Turkey condemns Greek deputy foreign minister’s ‘SofaGate’ comments
Turkish Foreign Ministry strongly condemned “immoral comments” by Greek Deputy Foreign Minister Miltiadis Varvitsiodis on bilateral relations and controversy surrounding a meeting between EU leaders and Turkish President Recep Tayyip Erdoğan on Wednesday.
Speaking to Greek radio station Parapolitika earlier in the day, Varvitsiodis said Ankara’s increasingly assertive stance on regional issues was impacting relations with Athens.
“Turkey’s restlessness and erratic moves could spill over into Greek-Turkish issues. It has become involved in all the conflicts in its neighbourhood, bringing more friction than benefits to Turkey’s politics,” Varvitsiodis said.
Varvitsiodis also commented on the controversy over Erdoğan’s meeting with European Commission President Ursula von der Leyen and European Council President Charles Michel in Ankara on Tuesday.
Von der Leyen was left standing without a seat, visibly perplexed as Erdoğan and Michel sat in two gilded Ottoman-style chairs at the presidential palace in Ankara. After an awkward moment of silence, von der Leyen was offered a seat on a beige sofa four metres away.
“The awkward position von der Leyen found herself in – with nowhere to sit during the talks – was a dramatic scene for Europe following Turkey’s withdrawal from the Istanbul Convention,” Varvitsiodis said.

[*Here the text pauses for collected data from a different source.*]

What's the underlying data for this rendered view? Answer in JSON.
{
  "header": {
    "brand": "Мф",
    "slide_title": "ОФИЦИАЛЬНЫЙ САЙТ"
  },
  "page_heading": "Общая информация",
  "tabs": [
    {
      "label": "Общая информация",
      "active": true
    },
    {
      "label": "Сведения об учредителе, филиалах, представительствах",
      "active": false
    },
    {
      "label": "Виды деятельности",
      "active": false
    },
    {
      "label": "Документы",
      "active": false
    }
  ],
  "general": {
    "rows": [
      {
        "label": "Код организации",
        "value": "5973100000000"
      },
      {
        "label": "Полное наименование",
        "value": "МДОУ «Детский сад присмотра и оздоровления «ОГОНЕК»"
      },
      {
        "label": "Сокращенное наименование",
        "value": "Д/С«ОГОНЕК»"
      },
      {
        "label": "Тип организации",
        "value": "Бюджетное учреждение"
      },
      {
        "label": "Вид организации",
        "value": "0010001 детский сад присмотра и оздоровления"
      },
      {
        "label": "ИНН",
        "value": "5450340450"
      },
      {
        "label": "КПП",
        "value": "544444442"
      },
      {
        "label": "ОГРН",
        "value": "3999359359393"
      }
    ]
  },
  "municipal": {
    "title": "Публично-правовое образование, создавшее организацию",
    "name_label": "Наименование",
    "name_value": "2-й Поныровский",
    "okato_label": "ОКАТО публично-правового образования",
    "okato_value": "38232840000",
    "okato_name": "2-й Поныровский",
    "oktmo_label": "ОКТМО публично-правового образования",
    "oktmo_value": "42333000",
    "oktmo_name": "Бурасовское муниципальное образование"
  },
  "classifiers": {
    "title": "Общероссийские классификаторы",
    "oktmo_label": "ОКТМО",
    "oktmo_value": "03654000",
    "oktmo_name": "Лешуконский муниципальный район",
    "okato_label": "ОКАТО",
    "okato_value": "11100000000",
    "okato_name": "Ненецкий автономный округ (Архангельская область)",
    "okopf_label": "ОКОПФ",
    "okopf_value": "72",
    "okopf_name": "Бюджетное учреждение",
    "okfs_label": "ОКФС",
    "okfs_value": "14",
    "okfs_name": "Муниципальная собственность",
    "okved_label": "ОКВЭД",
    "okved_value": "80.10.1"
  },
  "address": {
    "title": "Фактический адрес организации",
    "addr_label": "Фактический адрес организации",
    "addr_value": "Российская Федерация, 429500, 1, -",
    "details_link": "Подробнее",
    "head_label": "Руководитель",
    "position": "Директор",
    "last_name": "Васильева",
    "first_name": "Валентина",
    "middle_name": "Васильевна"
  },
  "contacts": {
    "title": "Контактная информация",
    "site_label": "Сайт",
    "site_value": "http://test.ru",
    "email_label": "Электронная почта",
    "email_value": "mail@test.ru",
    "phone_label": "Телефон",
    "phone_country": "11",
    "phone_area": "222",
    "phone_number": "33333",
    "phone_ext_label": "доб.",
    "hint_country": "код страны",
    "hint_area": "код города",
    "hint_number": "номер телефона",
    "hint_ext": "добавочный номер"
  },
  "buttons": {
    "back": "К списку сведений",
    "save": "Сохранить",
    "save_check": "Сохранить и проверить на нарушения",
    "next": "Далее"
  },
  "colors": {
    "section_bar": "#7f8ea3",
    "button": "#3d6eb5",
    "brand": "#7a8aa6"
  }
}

Last month, Erdoğan withdrew Turkey from the Istanbul Convention, a Council of Europe charter that includes measures to counter violence against women.
“We think it is intentional that the Greek authorities are persistently continuing their provocative and escalating statements and actions against our country and putting Varvitsiodis forward for that purpose,” the Turkish Foreign Ministry said in a written statement.
“We invite the Greek political leadership to act responsibly, with prudence and sincerity in their statements regarding Turkey so that the dialogue channels between the two countries function again,” the ministry added.
Relations between Turkey and Greece have deteriorated in recent years over a range of issues including overlapping territorial claims in the eastern Mediterranean and access to recently discovered hydrocarbons in the region.
The two countries re-started the exploratory talks in January, ending a five-year hiatus. The agenda of the talks, which are meant to precede official negotiations, has, however, also become a cause of dispute.